Müller-Olm war ein progressiver Bildhauer, der bei den Nazis verpönt war und nichts werden konnte, für uns war es der Inbegriff für moderne Kunst, was er machte.

Der Kölner beherrschte das Handwerkliche in der Bildhauerei, vor allen Dingen Steinbearbeitung und Schrift, was mit sehr zugute kam, denn Schrift hat mich von Anfang an interessiert.

Also, das Leben war auf eine bestimmte Weise „einfach“. Man hatte keine sichere Ansicht über die Zukunft; im Raume stand ob wir zum Agrarstaat werden und keine Industrie mehr haben würden. Aber wir haben das nicht so sehr diskutiert. Ich hatte ein unheimlich tolles Lebensgefühl, war froh, dass wir den Krieg überstanden hatten und genoss die große Freiheit, wo man alles durfte und alles konnte. Geld spielte keine Rolle, denn es war ja nichts wert. Man konnte es auch relativ leicht bekommen. Ich hatte großen Erfolg mit meinen Holzobjekten und eigentlich immer Geld.
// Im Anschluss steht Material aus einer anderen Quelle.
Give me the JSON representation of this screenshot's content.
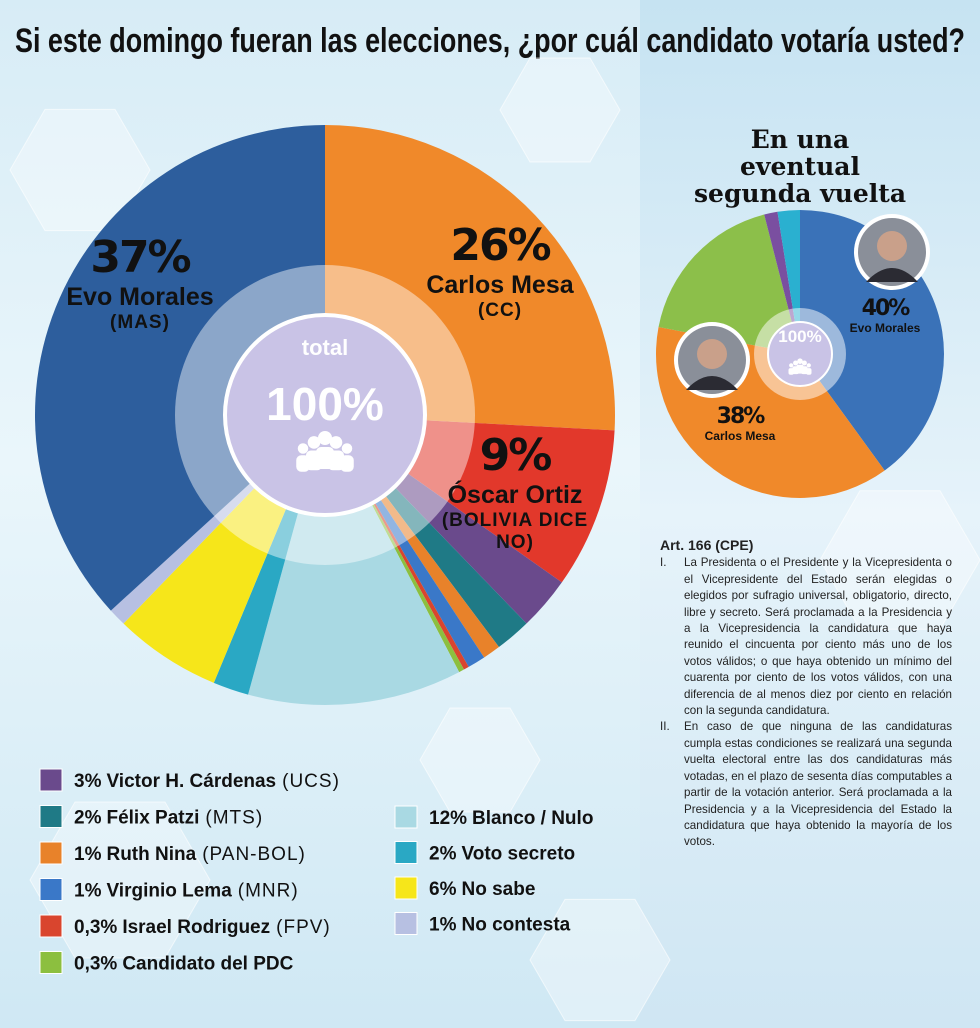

1947 hat Dr. Busch von der Stadtbibliothek eine Ausstellung in der Stadtbibliothek gemacht: moderne französische Malerei. Das war wie eine Offenbarung, das war etwas, was wir nicht kannten. Wir haben von früh bis spät darüber diskutiert und wir waren wie trockene Schwämme, die das alles aufgesogen haben.

Gelebt hat man ja fast ausschließlich von der Hoower-Speisung, die gab es an dem Haus in der Goethestraße, wo später das Spanische Konsulat eingezogen ist. Das Essen hat man morgens in Kübeln geholt, zum Beispiel Nudeln mit Fleischeinlage, da musste man den ganzen Tag von leben. Außerdem hatte ich noch meine Heimat im Hintergrund, wo ich zum WE immer hinfuhr. Da gab es eine kleine Landwirtschaft, auf jeden Fall lief das alles ganz wunderbar.

Das hörte schlagartig auf, als 1948 die Währungsreform kam. Dann war es schwierig, an Geld zu kommen. Man musste nach irgendwelchen Jobs suchen und es kam mir zugute, dass ich begeistert „Schrift“ gelernt hatte. Ich konnte mich bei einem Steinmetz betätigen und Schrift in Steine meißeln. Und es gab noch andere Möglichkeiten, zum Beispiel Mainzer Weinmarkt, da gab es ein vom Verkehrsverein gestaltetes Zelt, das hieß „Taberna Romana“, da habe ich mit Kollegen Arkarden mit römischen Motiven entworfen und bemalt. In dem Zelt haben Mädchen als Römerinnen gekellnert und ich war schwarz bemalt, in einem Othellokostüm, und hatte einen dicken Knüppel. Ich musste quasi für die Moral sorgen … na ja (RP lacht), es war ganz lustig.

Aber am lukrativsten war es, Fasnachtswagen zu bauen. Wir haben meist 3 Wagen gebaut, pro Wagen bekam man 3000-4000 Mark, so dass also für jeden genug Geld übrig blieb, davon konnte man ja schon fast ein Jahr überstehen. Ich kam also ganz gut über die Runden und es hätte immer so weiter gehen können. Es gab so viel Neues jeden Tag, so viele neue Erfahrungen.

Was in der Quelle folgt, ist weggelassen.